Zu screenen, welche Themen der Wettbewerb adressiert (Digitale Belegschaften, Cloud-Migration, DDD usw.), führt im Zweifelsfall zur Einsicht, „Wir sollten auch“ oder „Wir müssen lauter rufen als die anderen“. Entscheidender aber wäre eine Sensitivität für das, was nicht gesagt wird, für das branchenspezifische Schweigen, um so die kommunikative Leerstelle im Markt zu identifizieren und ein Angebot zu machen, das der Kunde intuitiv versteht und für das auch direkt (ganz andere) Budget-Töpfe geöffnet werden können.

Aktuell ist der Wunsch nach Sicherheit groß, denn die immer weiter zunehmende Beschleunigung und die Unvorhersehbarkeit durch Polykrisen führen zu einer permanenten Anspannung.
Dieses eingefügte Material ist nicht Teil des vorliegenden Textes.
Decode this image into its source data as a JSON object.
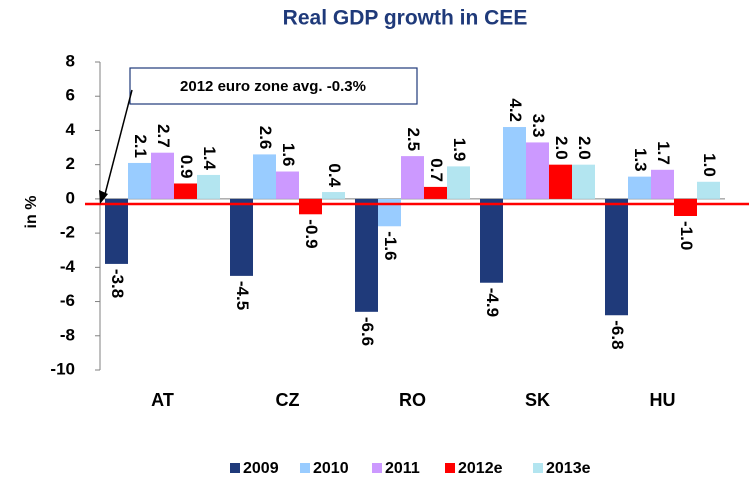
{
  "chart_data": {
    "type": "bar",
    "title": "Real GDP growth in CEE",
    "y_label": "in %",
    "categories": [
      "AT",
      "CZ",
      "RO",
      "SK",
      "HU"
    ],
    "series": [
      {
        "name": "2009",
        "color": "#1f3a7a",
        "values": [
          -3.8,
          -4.5,
          -6.6,
          -4.9,
          -6.8
        ],
        "value_labels": [
          "-3.8",
          "-4.5",
          "-6.6",
          "-4.9",
          "-6.8"
        ]
      },
      {
        "name": "2010",
        "color": "#99ccff",
        "values": [
          2.1,
          2.6,
          -1.6,
          4.2,
          1.3
        ],
        "value_labels": [
          "2.1",
          "2.6",
          "-1.6",
          "4.2",
          "1.3"
        ]
      },
      {
        "name": "2011",
        "color": "#cc99ff",
        "values": [
          2.7,
          1.6,
          2.5,
          3.3,
          1.7
        ],
        "value_labels": [
          "2.7",
          "1.6",
          "2.5",
          "3.3",
          "1.7"
        ]
      },
      {
        "name": "2012e",
        "color": "#ff0000",
        "values": [
          0.9,
          -0.9,
          0.7,
          2.0,
          -1.0
        ],
        "value_labels": [
          "0.9",
          "-0.9",
          "0.7",
          "2.0",
          "-1.0"
        ]
      },
      {
        "name": "2013e",
        "color": "#b3e5f0",
        "values": [
          1.4,
          0.4,
          1.9,
          2.0,
          1.0
        ],
        "value_labels": [
          "1.4",
          "0.4",
          "1.9",
          "2.0",
          "1.0"
        ]
      }
    ],
    "reference_line": {
      "value": -0.3,
      "color": "#ff0000"
    },
    "annotation": "2012 euro zone avg. -0.3%",
    "ylim": [
      -10,
      8
    ],
    "yticks": [
      -10,
      -8,
      -6,
      -4,
      -2,
      0,
      2,
      4,
      6,
      8
    ],
    "legend": "bottom"
  }
}
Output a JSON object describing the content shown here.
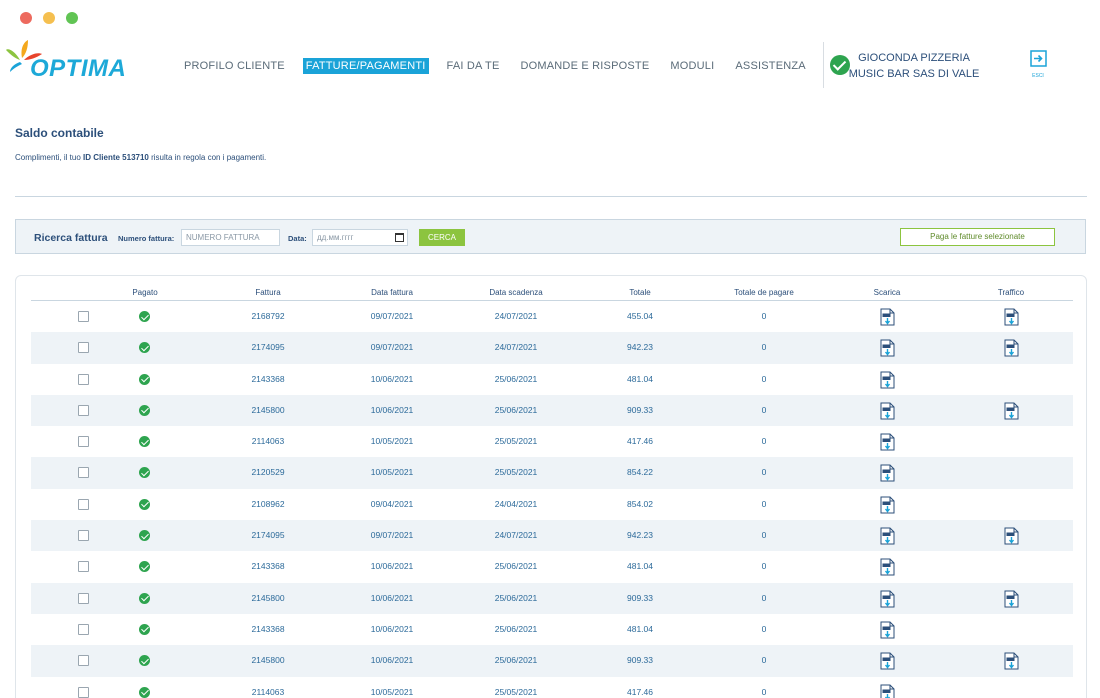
{
  "window": {
    "dots": [
      "#ed6a5e",
      "#f5bf4f",
      "#61c454"
    ]
  },
  "brand": {
    "name": "OPTIMA",
    "accent": "#1aa3d8"
  },
  "nav": [
    {
      "label": "PROFILO CLIENTE",
      "active": false
    },
    {
      "label": "FATTURE/PAGAMENTI",
      "active": true
    },
    {
      "label": "FAI DA TE",
      "active": false
    },
    {
      "label": "DOMANDE E RISPOSTE",
      "active": false
    },
    {
      "label": "MODULI",
      "active": false
    },
    {
      "label": "ASSISTENZA",
      "active": false
    }
  ],
  "user": {
    "line1": "GIOCONDA PIZZERIA",
    "line2": "MUSIC BAR SAS DI VALE",
    "exit_label": "ESCI"
  },
  "saldo": {
    "title": "Saldo contabile",
    "msg_pre": "Complimenti, il tuo",
    "msg_id": "ID Cliente 513710",
    "msg_post": "risulta in regola con i pagamenti."
  },
  "search": {
    "title": "Ricerca fattura",
    "numero_label": "Numero fattura:",
    "numero_placeholder": "NUMERO FATTURA",
    "data_label": "Data:",
    "data_placeholder": "дд.мм.гггг",
    "cerca_label": "CERCA",
    "paga_label": "Paga le fatture selezionate"
  },
  "table": {
    "columns": [
      "Pagato",
      "Fattura",
      "Data fattura",
      "Data scadenza",
      "Totale",
      "Totale de pagare",
      "Scarica",
      "Traffico"
    ],
    "rows": [
      {
        "fattura": "2168792",
        "data_fattura": "09/07/2021",
        "data_scadenza": "24/07/2021",
        "totale": "455.04",
        "da_pagare": "0",
        "traffico": true
      },
      {
        "fattura": "2174095",
        "data_fattura": "09/07/2021",
        "data_scadenza": "24/07/2021",
        "totale": "942.23",
        "da_pagare": "0",
        "traffico": true
      },
      {
        "fattura": "2143368",
        "data_fattura": "10/06/2021",
        "data_scadenza": "25/06/2021",
        "totale": "481.04",
        "da_pagare": "0",
        "traffico": false
      },
      {
        "fattura": "2145800",
        "data_fattura": "10/06/2021",
        "data_scadenza": "25/06/2021",
        "totale": "909.33",
        "da_pagare": "0",
        "traffico": true
      },
      {
        "fattura": "2114063",
        "data_fattura": "10/05/2021",
        "data_scadenza": "25/05/2021",
        "totale": "417.46",
        "da_pagare": "0",
        "traffico": false
      },
      {
        "fattura": "2120529",
        "data_fattura": "10/05/2021",
        "data_scadenza": "25/05/2021",
        "totale": "854.22",
        "da_pagare": "0",
        "traffico": false
      },
      {
        "fattura": "2108962",
        "data_fattura": "09/04/2021",
        "data_scadenza": "24/04/2021",
        "totale": "854.02",
        "da_pagare": "0",
        "traffico": false
      },
      {
        "fattura": "2174095",
        "data_fattura": "09/07/2021",
        "data_scadenza": "24/07/2021",
        "totale": "942.23",
        "da_pagare": "0",
        "traffico": true
      },
      {
        "fattura": "2143368",
        "data_fattura": "10/06/2021",
        "data_scadenza": "25/06/2021",
        "totale": "481.04",
        "da_pagare": "0",
        "traffico": false
      },
      {
        "fattura": "2145800",
        "data_fattura": "10/06/2021",
        "data_scadenza": "25/06/2021",
        "totale": "909.33",
        "da_pagare": "0",
        "traffico": true
      },
      {
        "fattura": "2143368",
        "data_fattura": "10/06/2021",
        "data_scadenza": "25/06/2021",
        "totale": "481.04",
        "da_pagare": "0",
        "traffico": false
      },
      {
        "fattura": "2145800",
        "data_fattura": "10/06/2021",
        "data_scadenza": "25/06/2021",
        "totale": "909.33",
        "da_pagare": "0",
        "traffico": true
      },
      {
        "fattura": "2114063",
        "data_fattura": "10/05/2021",
        "data_scadenza": "25/05/2021",
        "totale": "417.46",
        "da_pagare": "0",
        "traffico": false
      }
    ]
  }
}
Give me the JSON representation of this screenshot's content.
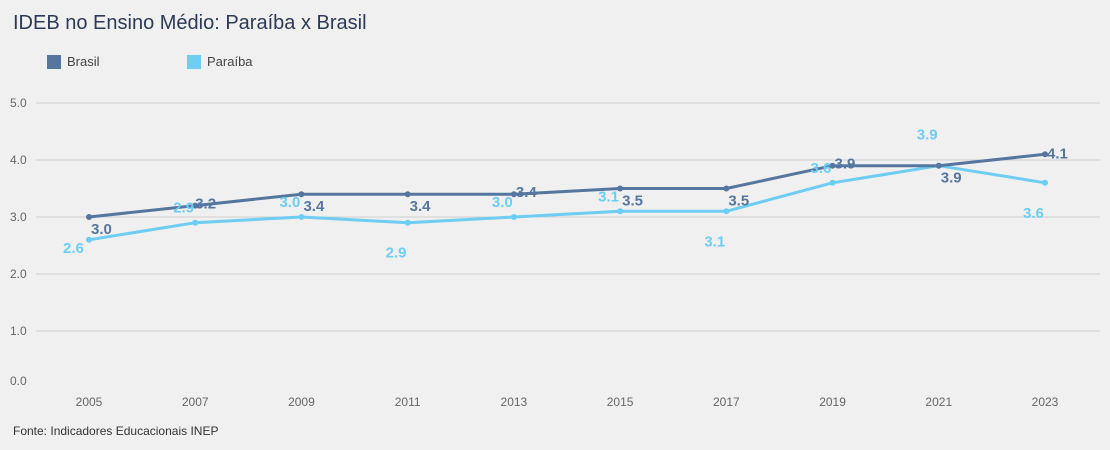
{
  "title": "IDEB no Ensino Médio: Paraíba x Brasil",
  "source": "Fonte: Indicadores Educacionais INEP",
  "colors": {
    "brasil": "#55779f",
    "paraiba": "#6dcdf2",
    "grid": "#d0d0d0",
    "background": "#f0f0f0"
  },
  "chart_data": {
    "type": "line",
    "title": "IDEB no Ensino Médio: Paraíba x Brasil",
    "x": [
      "2005",
      "2007",
      "2009",
      "2011",
      "2013",
      "2015",
      "2017",
      "2019",
      "2021",
      "2023"
    ],
    "xlabel": "",
    "ylabel": "",
    "ylim": [
      0,
      5
    ],
    "yticks": [
      "0.0",
      "1.0",
      "2.0",
      "3.0",
      "4.0",
      "5.0"
    ],
    "grid": true,
    "legend_position": "top-left",
    "series": [
      {
        "name": "Brasil",
        "color": "#55779f",
        "values": [
          3.0,
          3.2,
          3.4,
          3.4,
          3.4,
          3.5,
          3.5,
          3.9,
          3.9,
          4.1
        ],
        "labels": [
          "3.0",
          "3.2",
          "3.4",
          "3.4",
          "3.4",
          "3.5",
          "3.5",
          "3.9",
          "3.9",
          "4.1"
        ]
      },
      {
        "name": "Paraíba",
        "color": "#6dcdf2",
        "values": [
          2.6,
          2.9,
          3.0,
          2.9,
          3.0,
          3.1,
          3.1,
          3.6,
          3.9,
          3.6
        ],
        "labels": [
          "2.6",
          "2.9",
          "3.0",
          "2.9",
          "3.0",
          "3.1",
          "3.1",
          "3.6",
          "3.9",
          "3.6"
        ]
      }
    ]
  }
}
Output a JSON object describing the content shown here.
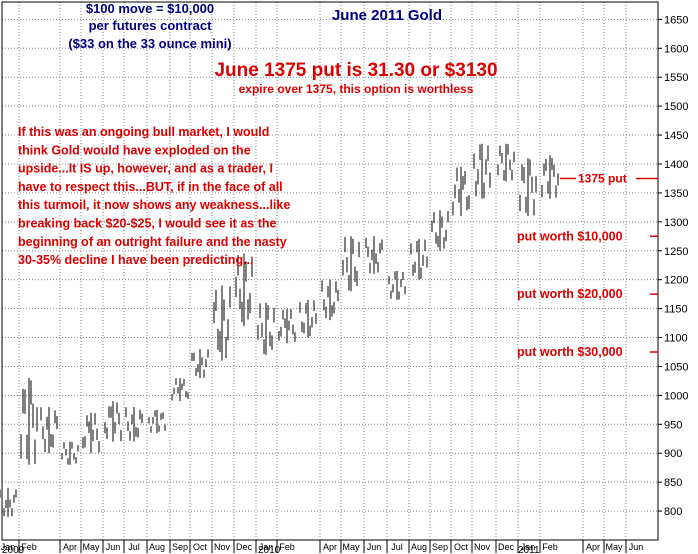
{
  "chart_data": {
    "type": "bar",
    "subtype": "ohlc",
    "title": "June 2011 Gold",
    "ylim": [
      750,
      1680
    ],
    "y_scale": "linear",
    "y_ticks": [
      800,
      850,
      900,
      950,
      1000,
      1050,
      1100,
      1150,
      1200,
      1250,
      1300,
      1350,
      1400,
      1450,
      1500,
      1550,
      1600,
      1650
    ],
    "grid": true,
    "month_labels": [
      "Jan",
      "Feb",
      "Apr",
      "May",
      "Jun",
      "Jul",
      "Aug",
      "Sep",
      "Oct",
      "Nov",
      "Dec",
      "Jan",
      "Feb",
      "Apr",
      "May",
      "Jun",
      "Jul",
      "Aug",
      "Sep",
      "Oct",
      "Nov",
      "Dec",
      "Jan",
      "Feb",
      "Apr",
      "May",
      "Jun"
    ],
    "year_labels": [
      "2009",
      "2010",
      "2011"
    ],
    "series": [
      {
        "values": [
          {
            "x": "2009-01",
            "low": 790,
            "high": 840
          },
          {
            "x": "2009-02",
            "low": 880,
            "high": 1030
          },
          {
            "x": "2009-03",
            "low": 900,
            "high": 980
          },
          {
            "x": "2009-04",
            "low": 880,
            "high": 920
          },
          {
            "x": "2009-05",
            "low": 900,
            "high": 970
          },
          {
            "x": "2009-06",
            "low": 920,
            "high": 990
          },
          {
            "x": "2009-07",
            "low": 920,
            "high": 980
          },
          {
            "x": "2009-08",
            "low": 935,
            "high": 975
          },
          {
            "x": "2009-09",
            "low": 990,
            "high": 1030
          },
          {
            "x": "2009-10",
            "low": 1030,
            "high": 1080
          },
          {
            "x": "2009-11",
            "low": 1060,
            "high": 1190
          },
          {
            "x": "2009-12",
            "low": 1120,
            "high": 1245
          },
          {
            "x": "2010-01",
            "low": 1070,
            "high": 1160
          },
          {
            "x": "2010-02",
            "low": 1090,
            "high": 1150
          },
          {
            "x": "2010-03",
            "low": 1100,
            "high": 1165
          },
          {
            "x": "2010-04",
            "low": 1130,
            "high": 1200
          },
          {
            "x": "2010-05",
            "low": 1180,
            "high": 1275
          },
          {
            "x": "2010-06",
            "low": 1210,
            "high": 1275
          },
          {
            "x": "2010-07",
            "low": 1165,
            "high": 1215
          },
          {
            "x": "2010-08",
            "low": 1200,
            "high": 1270
          },
          {
            "x": "2010-09",
            "low": 1250,
            "high": 1320
          },
          {
            "x": "2010-10",
            "low": 1310,
            "high": 1395
          },
          {
            "x": "2010-11",
            "low": 1340,
            "high": 1435
          },
          {
            "x": "2010-12",
            "low": 1370,
            "high": 1435
          },
          {
            "x": "2011-01",
            "low": 1310,
            "high": 1410
          },
          {
            "x": "2011-02",
            "low": 1340,
            "high": 1415
          }
        ]
      }
    ],
    "annotations": {
      "contract_line1": "$100 move = $10,000",
      "contract_line2": "per futures contract",
      "contract_line3": "($33 on the 33 ounce mini)",
      "headline": "June 1375 put is 31.30 or $3130",
      "subheadline": "expire over 1375, this option is worthless",
      "commentary": [
        "If this was an ongoing bull market, I would",
        "think Gold would have exploded on the",
        "upside...It IS up, however, and as a trader, I",
        "have to respect this...BUT, if in the face of all",
        "this turmoil, it now shows any weakness...like",
        "breaking back $20-$25, I would see it as the",
        "beginning of an outright failure and the nasty",
        "30-35% decline I have been predicting..."
      ],
      "strike_label": "1375 put",
      "strike_value": 1375,
      "levels": [
        {
          "label": "put worth $10,000",
          "value": 1275
        },
        {
          "label": "put worth $20,000",
          "value": 1175
        },
        {
          "label": "put worth $30,000",
          "value": 1075
        }
      ]
    },
    "colors": {
      "title": "#000080",
      "contract_note": "#000080",
      "annotations": "#dd0000",
      "bars": "#000000",
      "grid": "#888888"
    }
  }
}
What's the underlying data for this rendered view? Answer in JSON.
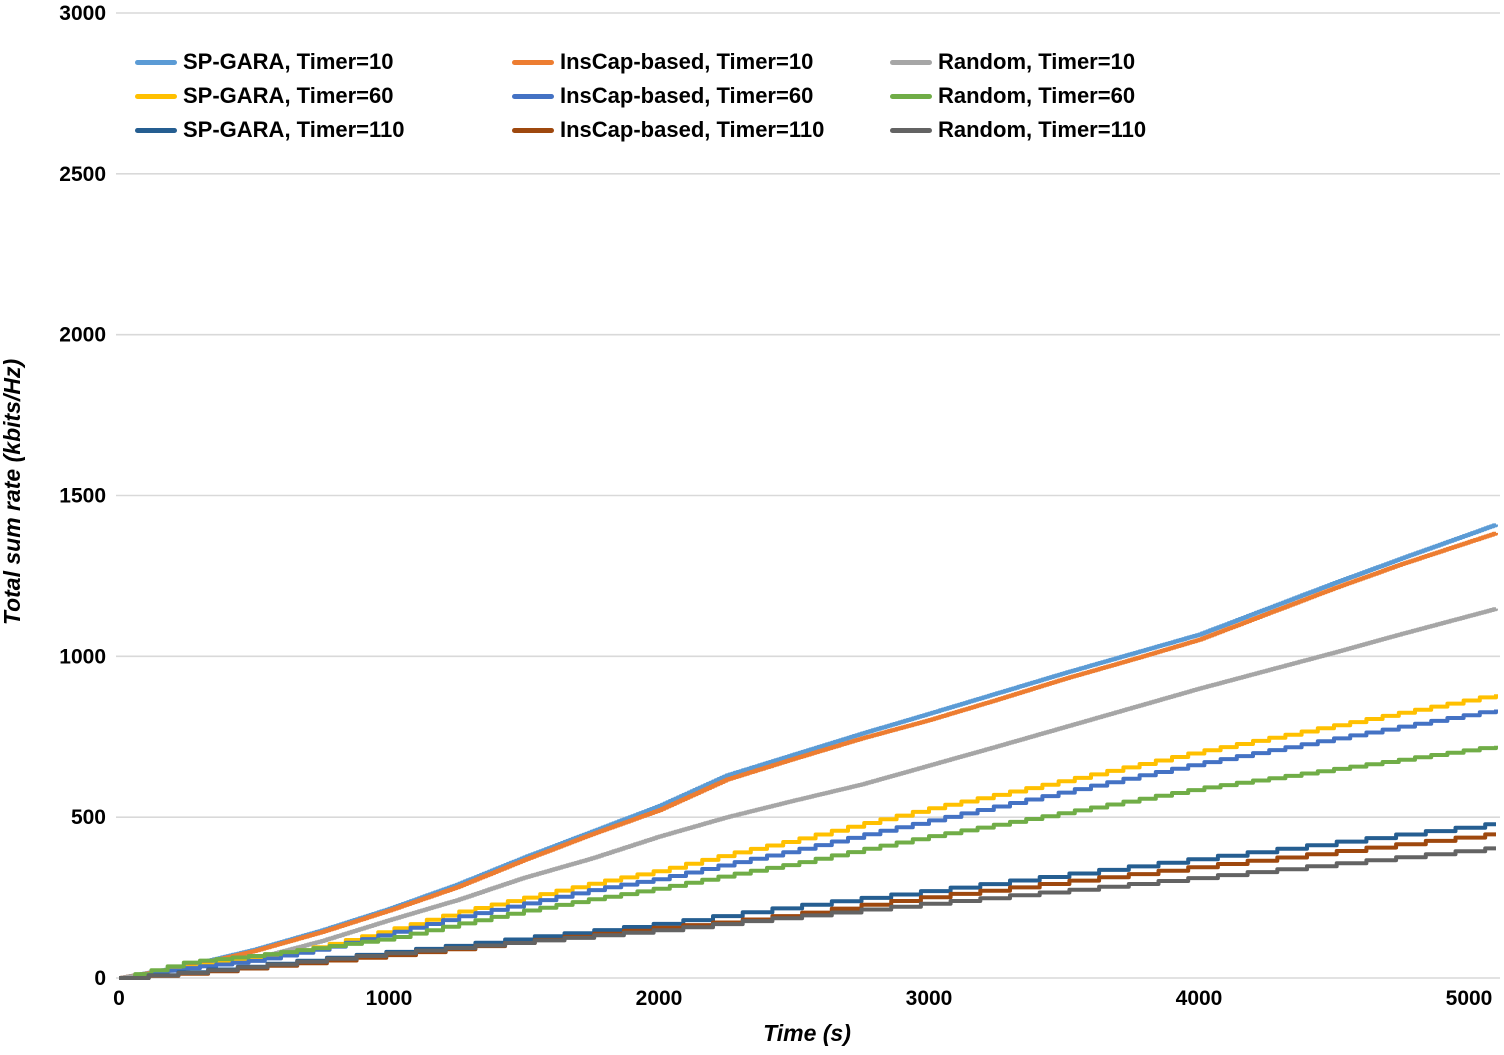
{
  "chart_data": {
    "type": "line",
    "title": "",
    "xlabel": "Time (s)",
    "ylabel": "Total sum rate (kbits/Hz)",
    "xlim": [
      0,
      5100
    ],
    "ylim": [
      0,
      3000
    ],
    "x_ticks": [
      0,
      1000,
      2000,
      3000,
      4000,
      5000
    ],
    "y_ticks": [
      0,
      500,
      1000,
      1500,
      2000,
      2500,
      3000
    ],
    "grid": "horizontal-only",
    "gridline_color": "#D9D9D9",
    "legend_position": "top-left inside plot, 3 columns x 3 rows",
    "line_style": "staircase; step width in seconds equals the series Timer value",
    "line_width": 4,
    "x": [
      0,
      250,
      500,
      750,
      1000,
      1250,
      1500,
      1750,
      2000,
      2250,
      2500,
      2750,
      3000,
      3250,
      3500,
      3750,
      4000,
      4250,
      4500,
      4750,
      5000
    ],
    "series": [
      {
        "name": "SP-GARA, Timer=10",
        "color": "#5B9BD5",
        "timer": 10,
        "values": [
          0,
          38,
          88,
          148,
          215,
          290,
          375,
          455,
          535,
          630,
          695,
          760,
          822,
          885,
          948,
          1008,
          1068,
          1148,
          1228,
          1305,
          1380
        ]
      },
      {
        "name": "InsCap-based, Timer=10",
        "color": "#ED7D31",
        "timer": 10,
        "values": [
          0,
          35,
          84,
          143,
          210,
          282,
          367,
          447,
          522,
          617,
          682,
          745,
          802,
          865,
          930,
          990,
          1052,
          1132,
          1212,
          1287,
          1356
        ]
      },
      {
        "name": "Random, Timer=10",
        "color": "#A6A6A6",
        "timer": 10,
        "values": [
          0,
          30,
          60,
          115,
          180,
          242,
          312,
          372,
          440,
          500,
          552,
          602,
          661,
          720,
          780,
          840,
          900,
          956,
          1012,
          1070,
          1126
        ]
      },
      {
        "name": "SP-GARA, Timer=60",
        "color": "#FFC000",
        "timer": 60,
        "values": [
          0,
          35,
          62,
          100,
          150,
          205,
          250,
          295,
          335,
          385,
          430,
          480,
          528,
          571,
          615,
          660,
          705,
          745,
          786,
          826,
          866
        ]
      },
      {
        "name": "InsCap-based, Timer=60",
        "color": "#4472C4",
        "timer": 60,
        "values": [
          0,
          32,
          55,
          92,
          140,
          190,
          232,
          275,
          310,
          355,
          398,
          445,
          490,
          535,
          580,
          625,
          668,
          707,
          745,
          783,
          820
        ]
      },
      {
        "name": "Random, Timer=60",
        "color": "#70AD47",
        "timer": 60,
        "values": [
          0,
          50,
          70,
          96,
          124,
          168,
          210,
          246,
          280,
          320,
          357,
          400,
          441,
          478,
          515,
          553,
          590,
          620,
          650,
          680,
          710
        ]
      },
      {
        "name": "SP-GARA, Timer=110",
        "color": "#255E91",
        "timer": 110,
        "values": [
          0,
          20,
          40,
          61,
          82,
          103,
          126,
          148,
          170,
          198,
          225,
          249,
          273,
          298,
          323,
          348,
          373,
          398,
          423,
          448,
          472
        ]
      },
      {
        "name": "InsCap-based, Timer=110",
        "color": "#9E480E",
        "timer": 110,
        "values": [
          0,
          15,
          34,
          53,
          72,
          93,
          115,
          137,
          158,
          176,
          200,
          228,
          254,
          277,
          301,
          324,
          348,
          371,
          394,
          418,
          441
        ]
      },
      {
        "name": "Random, Timer=110",
        "color": "#636363",
        "timer": 110,
        "values": [
          0,
          18,
          38,
          58,
          78,
          96,
          114,
          132,
          150,
          172,
          192,
          213,
          233,
          253,
          273,
          293,
          314,
          335,
          356,
          377,
          398
        ]
      }
    ]
  }
}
Die Versuchung, 50 Folien PowerPoint zu liefern, die die Welt wieder geraderücken, ist groß. Was ganz anderes ist es, kognitive Dissonanz als Dienstleistung zu bieten. Wenn die Außenperspektive nicht nur kondensierte Information liefert, sondern strategischen Schmerz erzeugt, dann kommt möglicherweise Bewegung in das eigene Geschäftsmodell, weil man beispielsweise erkennt, dass exzellente Mitarbeiter:innen und modernste Tech-Stacks einem Markt gegenüberstehen, der diese Über-Qualität nicht mehr bereit ist, zu zahlen.

Wenn Margen rapide sinken, dann kommen rationale Tech-Argumentationen an ihre Grenzen. Entscheidungs- und Einkaufsmacht verschieben sich beim Kunden und plötzlich wird sichtbar, was bei der bisherigen Konzentration auf Details und Code als Kunst gerne übersehen wurde: B2B-Kaufprozesse sind hochgradig irrational, mikropolitisch aufgeladen und von Karriereängsten getrieben.

In dieser Zeit dienen Marktscreenings nicht mehr als Wissen, um das eigene Geschäftsmodell zu optimieren. In einem stagnierenden Markt ist das Screening ein psychologisches Interventions-Tool. Es deckt Verdrängungsmechanismen auf und verlangt vielleicht von Organisationen auch, ihre liebsten Lebenslügen (z. B. „Gute Architektur verkauft sich von selbst“) zu hinterfragen, um strategisch marktgerechter zu kommunizieren.

Dafür benötigt der Berater die Fähigkeit zu wohlwollender Resonanz: Schmerzhafte Veränderungen werden leichter, wenn man hinter schwindenden Gewissheiten die positive Zuwendung spürt und damit Halt.